Das Bachelorstudium

Die Wirtschaftswissenschaftliche Fakultät kennt ein Bachelorstudium, das die beiden traditionellen Bereiche „Betriebswirtschafslehre“ (BWL) und „Volkswirtschaftslehre“ (VWL) kombiniert und integriert. Während sich die BWL primär mit der Gestaltung und Lenkung von arbeitsteiligen Institutionen befasst, setzt sich die VWL mit dem Zusammenwirken von Individuen, Unternehmen und Staaten auf Märkten auseinander. Diese Trennung ist aber keine scharfe und führt dazu, dass sich beide Subdisziplinen methodisch und inhaltlich ergänzen und zum Teil ähnliche Fragestellungen behandeln. Die Disziplin der Wirtschaftswissenschaften als Ganzes stellt so eine Verhaltens-, Sozial- und Politikwissenschaft dar, die in der Lage ist, praktische und aktuelle Fragestellungen in Gesellschaft, Wirtschaft und Politik zu diskutieren und zu beantworten.

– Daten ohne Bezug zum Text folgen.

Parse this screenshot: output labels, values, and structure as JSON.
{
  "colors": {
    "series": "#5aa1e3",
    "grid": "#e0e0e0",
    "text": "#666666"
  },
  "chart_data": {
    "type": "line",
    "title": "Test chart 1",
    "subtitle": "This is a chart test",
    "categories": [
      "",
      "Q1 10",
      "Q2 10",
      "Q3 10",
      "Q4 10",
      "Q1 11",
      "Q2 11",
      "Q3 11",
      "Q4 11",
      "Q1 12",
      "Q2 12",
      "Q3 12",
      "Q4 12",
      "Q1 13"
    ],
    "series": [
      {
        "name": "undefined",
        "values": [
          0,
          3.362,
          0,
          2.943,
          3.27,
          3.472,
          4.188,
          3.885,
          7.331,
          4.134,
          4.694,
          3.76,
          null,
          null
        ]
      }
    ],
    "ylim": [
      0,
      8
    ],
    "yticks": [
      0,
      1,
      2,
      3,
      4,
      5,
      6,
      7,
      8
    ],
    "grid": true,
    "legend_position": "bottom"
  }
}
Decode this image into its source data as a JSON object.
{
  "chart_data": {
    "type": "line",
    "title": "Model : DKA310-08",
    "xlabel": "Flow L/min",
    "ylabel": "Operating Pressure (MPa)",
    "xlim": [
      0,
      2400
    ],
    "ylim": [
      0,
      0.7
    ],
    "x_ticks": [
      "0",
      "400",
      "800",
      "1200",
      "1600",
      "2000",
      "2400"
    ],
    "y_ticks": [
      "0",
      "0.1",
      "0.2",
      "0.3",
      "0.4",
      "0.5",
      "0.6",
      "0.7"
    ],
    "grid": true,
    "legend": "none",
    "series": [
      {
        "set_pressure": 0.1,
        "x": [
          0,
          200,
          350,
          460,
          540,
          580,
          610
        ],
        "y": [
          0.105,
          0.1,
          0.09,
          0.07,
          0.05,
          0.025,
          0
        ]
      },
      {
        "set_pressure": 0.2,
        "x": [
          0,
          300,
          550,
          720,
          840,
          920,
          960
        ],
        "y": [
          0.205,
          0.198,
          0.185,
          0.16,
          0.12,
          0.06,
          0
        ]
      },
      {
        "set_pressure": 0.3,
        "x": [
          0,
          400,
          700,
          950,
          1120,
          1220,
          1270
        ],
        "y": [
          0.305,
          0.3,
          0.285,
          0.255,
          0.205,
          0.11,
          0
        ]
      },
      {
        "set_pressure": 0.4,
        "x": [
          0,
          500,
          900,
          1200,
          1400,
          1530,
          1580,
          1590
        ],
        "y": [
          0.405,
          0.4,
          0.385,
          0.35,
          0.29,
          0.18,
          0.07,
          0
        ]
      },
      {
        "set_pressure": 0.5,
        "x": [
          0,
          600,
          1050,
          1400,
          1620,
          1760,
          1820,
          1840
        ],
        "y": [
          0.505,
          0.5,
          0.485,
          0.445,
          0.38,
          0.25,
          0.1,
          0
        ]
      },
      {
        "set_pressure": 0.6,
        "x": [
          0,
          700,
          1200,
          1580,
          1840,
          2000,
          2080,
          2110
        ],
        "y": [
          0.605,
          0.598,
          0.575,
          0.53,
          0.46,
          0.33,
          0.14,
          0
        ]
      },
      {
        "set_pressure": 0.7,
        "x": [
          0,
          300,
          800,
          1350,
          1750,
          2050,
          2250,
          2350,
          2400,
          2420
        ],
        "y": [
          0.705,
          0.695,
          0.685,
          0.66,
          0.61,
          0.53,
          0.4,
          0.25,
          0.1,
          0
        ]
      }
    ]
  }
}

Die Zielsetzung des Studiums besteht darin, ein analytisches und reflektiertes Herangehen an unternehmerische und gesamtwirtschaftliche Themen sicherzustellen. Dies bedingt eine konsequente Verbindung von Theorie und Praxis, da es ohne theoretische Grundlagen nicht möglich ist, komplexe Zusammenhänge zu verstehen und geeignete Empfehlungen für Unternehmens- und Wirtschaftspolitik herzuleiten. Neben der Entwicklung eines soliden Verständnisses für wirtschaftliche Zusammenhänge sollen die Studierenden aber auch Gelegenheit haben, das Angebot anderer Disziplinen an der Universität zu nutzen - z.B. Recht, Geschichte, Mathematik, Physik, Philosophie, Psychologie oder Soziologie. Damit soll nicht nur die Fachkompetenz verbreitert, sondern auch die Sozialkompetenz erhöht werden. Auf diese Weise sind wir nicht zuletzt auch in der Lage, die Vorzüge der Universität Basel als „Volluniversität“ (sieben Fakultäten mit zum Teil mehreren Disziplinen) zum Nutzen unserer Studierenden umzusetzen.